As an unmarried girl who takes care of her mother, Marzia doesn't have a mahram. She is the sole breadwinner in her small family.

“I'm single, and my father died very way back, and I look after my mom,” she mentioned.

“The Taliban killed my brother, my solely mahram, in an attack 18 years ago. Would they now have me borrow a mahram for them [to] punish me subsequent time?” she asked.

Marzia has repeatedly been stopped by the Taliban whereas travelling on her own to work in her university, which is a violation of an earlier edict that forbids women from travelling alone.

“They often stop the taxi I'm in, asking the place my mahram is,” Marzia stated.

“When I attempt to explain I don’t have one, they received’t pay attention. It doesn’t matter that I'm a respected professor; they show no dignity and order the taxi drivers to desert me on the roads,” she said.

“I've had to stroll a number of kilometres to residence or my courses on more than one occasion.”

‘Dignity and agency’

Marzia’s sentiments have been echoed by women’s rights activists primarily based in Afghanistan and out of doors the country.

Activist Huda Khamosh was a frontrunner within the women-led demonstrations in Kabul that passed off after the Taliban takeover final summer time. She evaded arrest throughout a Taliban crackdown on feminine protestors in February. Later, Khamosh confronted Taliban leaders at a convention in Norway, demanding that they launch her fellow feminine protestors held in Kabul.

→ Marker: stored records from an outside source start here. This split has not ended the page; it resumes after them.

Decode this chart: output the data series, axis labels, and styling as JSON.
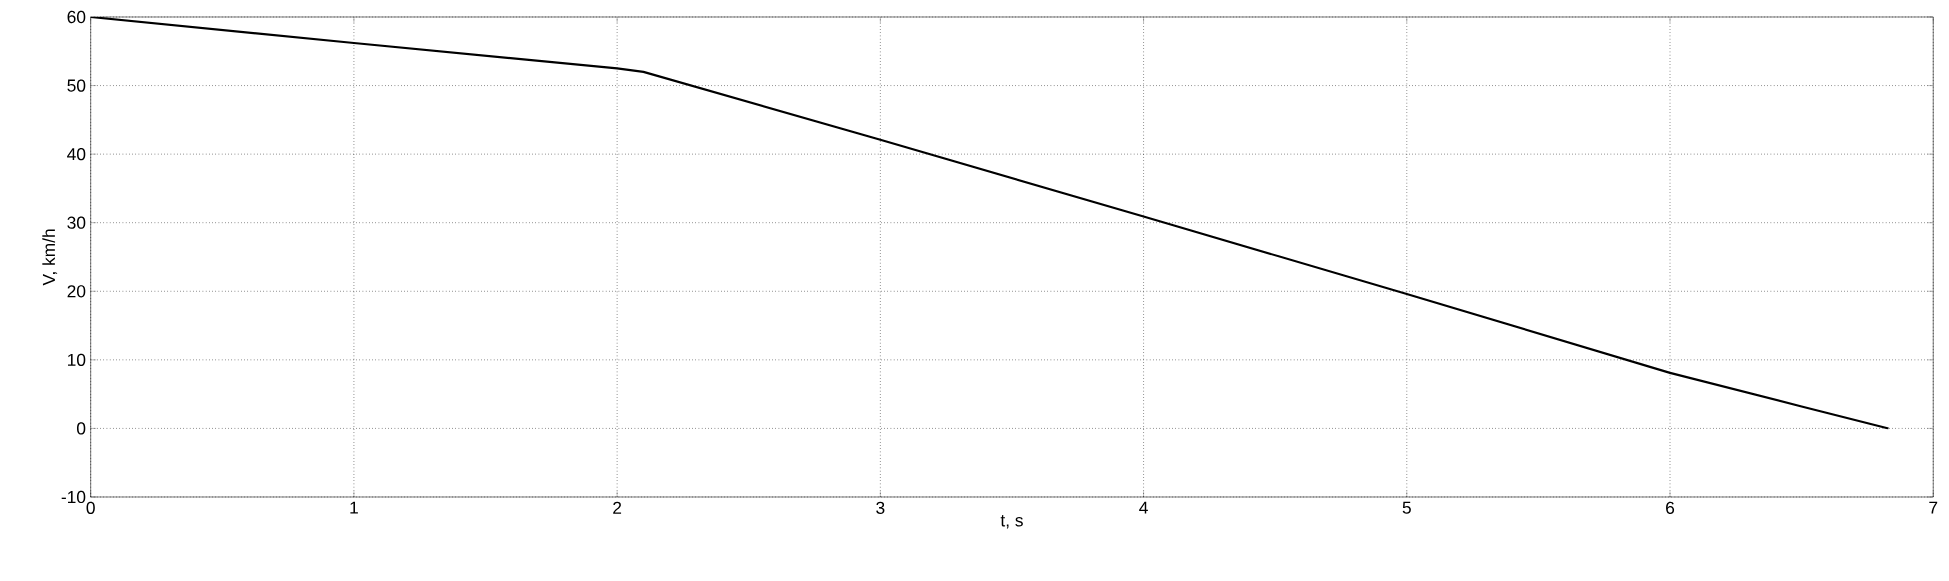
{
  "chart_data": {
    "type": "line",
    "xlabel": "t, s",
    "ylabel": "V, km/h",
    "x": [
      0,
      1,
      2,
      2.1,
      3,
      4,
      5,
      6,
      6.5,
      6.83
    ],
    "values": [
      60,
      56.2,
      52.5,
      52,
      42.1,
      30.9,
      19.6,
      8.1,
      3.2,
      0
    ],
    "color": "#000000",
    "xlim": [
      0,
      7
    ],
    "ylim": [
      -10,
      60
    ],
    "xticks": [
      0,
      1,
      2,
      3,
      4,
      5,
      6,
      7
    ],
    "yticks": [
      -10,
      0,
      10,
      20,
      30,
      40,
      50,
      60
    ],
    "grid": true
  }
}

“The Taliban regime was imposed on us, and their self-imposed guidelines don't have any authorized basis, and send a incorrect message to the young girls of this era in Afghanistan, reducing their id to their clothes,” said Khamosh, who urged Afghan ladies to boost their voices.

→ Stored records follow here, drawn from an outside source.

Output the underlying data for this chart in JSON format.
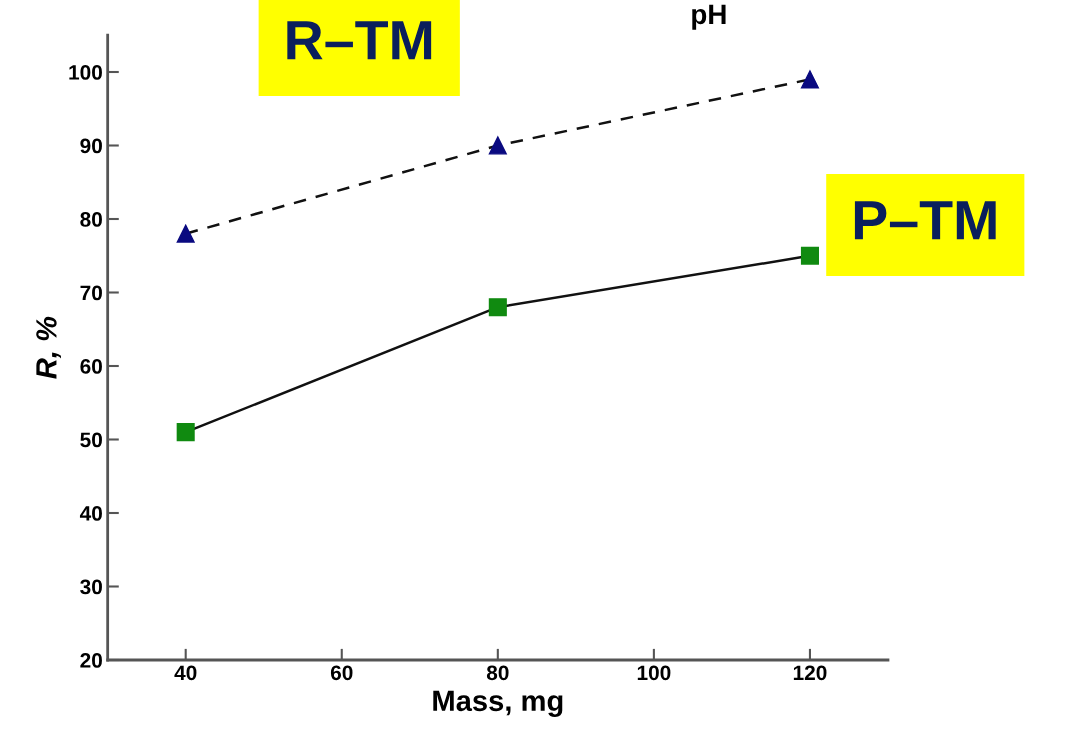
{
  "chart_data": {
    "type": "line",
    "title": "pH",
    "xlabel": "Mass, mg",
    "ylabel": "R, %",
    "x": [
      40,
      80,
      120
    ],
    "series": [
      {
        "name": "R–TM",
        "color": "#0a0a80",
        "values": [
          78,
          90,
          99
        ],
        "marker": "triangle",
        "line_style": "dashed"
      },
      {
        "name": "P–TM",
        "color": "#108a10",
        "values": [
          51,
          68,
          75
        ],
        "marker": "square",
        "line_style": "solid"
      }
    ],
    "xlim": [
      30,
      130
    ],
    "xticks": [
      40,
      60,
      80,
      100,
      120
    ],
    "ylim": [
      20,
      105
    ],
    "yticks": [
      20,
      30,
      40,
      50,
      60,
      70,
      80,
      90,
      100
    ],
    "grid": false,
    "legend": false
  }
}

“Never be silent,” she said.

“The rights granted to a girl [in Islam] are extra than just the precise to choose one’s husband and get married,” Khamosh stated, referring to a Taliban decree on rights that targeted only on the appropriate to marriage, however didn't handle points of work and schooling for ladies.

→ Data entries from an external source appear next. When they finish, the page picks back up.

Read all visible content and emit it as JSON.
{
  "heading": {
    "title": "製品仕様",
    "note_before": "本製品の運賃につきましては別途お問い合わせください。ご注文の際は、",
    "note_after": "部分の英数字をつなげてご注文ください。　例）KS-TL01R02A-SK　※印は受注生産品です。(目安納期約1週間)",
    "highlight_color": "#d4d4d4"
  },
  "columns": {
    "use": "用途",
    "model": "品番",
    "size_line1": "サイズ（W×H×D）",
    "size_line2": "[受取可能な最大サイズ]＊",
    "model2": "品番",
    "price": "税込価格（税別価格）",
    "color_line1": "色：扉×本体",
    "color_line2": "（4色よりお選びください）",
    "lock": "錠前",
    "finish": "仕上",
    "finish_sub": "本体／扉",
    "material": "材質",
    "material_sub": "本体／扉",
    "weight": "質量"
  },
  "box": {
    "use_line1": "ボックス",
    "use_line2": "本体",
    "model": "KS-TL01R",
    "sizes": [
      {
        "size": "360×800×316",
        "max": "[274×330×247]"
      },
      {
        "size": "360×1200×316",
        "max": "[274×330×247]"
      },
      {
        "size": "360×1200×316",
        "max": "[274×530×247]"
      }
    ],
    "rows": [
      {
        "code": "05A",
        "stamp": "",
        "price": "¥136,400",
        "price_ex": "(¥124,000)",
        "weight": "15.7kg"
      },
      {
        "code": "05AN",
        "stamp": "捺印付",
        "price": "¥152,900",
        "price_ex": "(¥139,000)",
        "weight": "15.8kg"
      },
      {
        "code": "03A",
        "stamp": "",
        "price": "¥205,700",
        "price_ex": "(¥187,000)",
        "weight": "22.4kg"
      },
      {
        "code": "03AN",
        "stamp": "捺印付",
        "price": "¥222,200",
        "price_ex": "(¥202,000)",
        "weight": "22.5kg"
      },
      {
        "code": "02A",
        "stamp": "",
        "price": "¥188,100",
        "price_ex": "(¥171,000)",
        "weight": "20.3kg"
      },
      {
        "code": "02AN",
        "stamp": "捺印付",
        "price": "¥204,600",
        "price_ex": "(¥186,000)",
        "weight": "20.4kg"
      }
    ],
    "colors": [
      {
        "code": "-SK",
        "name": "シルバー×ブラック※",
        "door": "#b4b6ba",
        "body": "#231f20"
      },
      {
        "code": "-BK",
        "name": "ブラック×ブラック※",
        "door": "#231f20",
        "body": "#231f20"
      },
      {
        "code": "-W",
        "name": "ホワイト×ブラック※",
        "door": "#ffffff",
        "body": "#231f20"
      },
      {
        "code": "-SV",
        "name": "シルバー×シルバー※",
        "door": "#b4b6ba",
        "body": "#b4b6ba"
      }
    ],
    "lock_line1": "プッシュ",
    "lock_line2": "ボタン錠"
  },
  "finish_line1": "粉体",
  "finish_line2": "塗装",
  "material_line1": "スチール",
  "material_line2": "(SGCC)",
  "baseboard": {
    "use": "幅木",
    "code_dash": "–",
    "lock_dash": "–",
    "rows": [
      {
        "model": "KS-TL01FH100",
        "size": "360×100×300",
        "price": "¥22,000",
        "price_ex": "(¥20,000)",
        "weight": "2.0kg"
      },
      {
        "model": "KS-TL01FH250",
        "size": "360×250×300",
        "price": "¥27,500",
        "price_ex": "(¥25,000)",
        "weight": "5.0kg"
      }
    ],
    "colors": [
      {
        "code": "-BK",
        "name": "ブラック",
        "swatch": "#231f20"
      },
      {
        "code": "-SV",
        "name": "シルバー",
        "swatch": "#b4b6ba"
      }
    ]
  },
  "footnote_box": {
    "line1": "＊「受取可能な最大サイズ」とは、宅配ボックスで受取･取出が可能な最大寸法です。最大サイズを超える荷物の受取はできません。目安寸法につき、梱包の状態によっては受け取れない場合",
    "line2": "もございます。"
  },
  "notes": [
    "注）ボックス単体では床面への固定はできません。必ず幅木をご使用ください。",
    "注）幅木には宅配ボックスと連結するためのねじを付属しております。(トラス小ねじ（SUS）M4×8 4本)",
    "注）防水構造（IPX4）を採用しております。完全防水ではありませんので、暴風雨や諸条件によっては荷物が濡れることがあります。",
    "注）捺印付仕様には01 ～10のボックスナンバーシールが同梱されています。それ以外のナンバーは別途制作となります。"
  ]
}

“Ladies have dignity and company over their lives,” she mentioned.

“Twenty years [of gains made by Afghan women] will not be insignificant progress to lose overnight. We received this on our personal may, fighting the patriarchal society, and nobody can remove us from the group.”

The activists additionally mentioned they had predicted the present developments in Afghanistan, and placed equal blame on the worldwide community for not recognising the urgency of the state of affairs.

Samira Hamidi, an Afghan activist and senior researcher at Amnesty Worldwide, stated that even after the Taliban’s take over last August, Afghan ladies continued to insist that the worldwide group hold women’s rights as “a non-negotiable part of their engagement and negotiations with the Taliban”.

However the international neighborhood had failed Afghan ladies yet again, Hamidi said.

“For a decade Afghan ladies have been warning all actors concerned in peace negotiations about what returning the Taliban to power will means to girls,” she said.

The current scenario has resulted from flawed policies and the international community’s lack of “understanding on how serious ladies’s rights violations” are in Afghanistan, she mentioned.

“It is a blatant violation of the right to freedom of alternative and movement, and the Taliban got the house and time [by the international community] to impose extra reprisals and systematic discrimination,” Hamidi mentioned.

Khamosh, the activist, agrees.

“The world is betraying a complete generation with their silence,” she stated.

“It is a crime in opposition to humanity to permit a country to show into a jail for half its population,” she mentioned, adding that repercussions from the continued scenario in Afghanistan shall be felt globally.

Marzia, the professor, shared an identical sense of disappointment.

“We're a rustic that has produced among the most brilliant girls leaders. I used to show my college students the worth of respecting and supporting women,” she said.

“I gave hope to so many young women and all of that has been thrown in [the] trash as meaningless,” she mentioned.

“My coronary heart breaks into pieces with each new ‘law’ and decrees they situation that contradicts our Islamic and Afghan values.”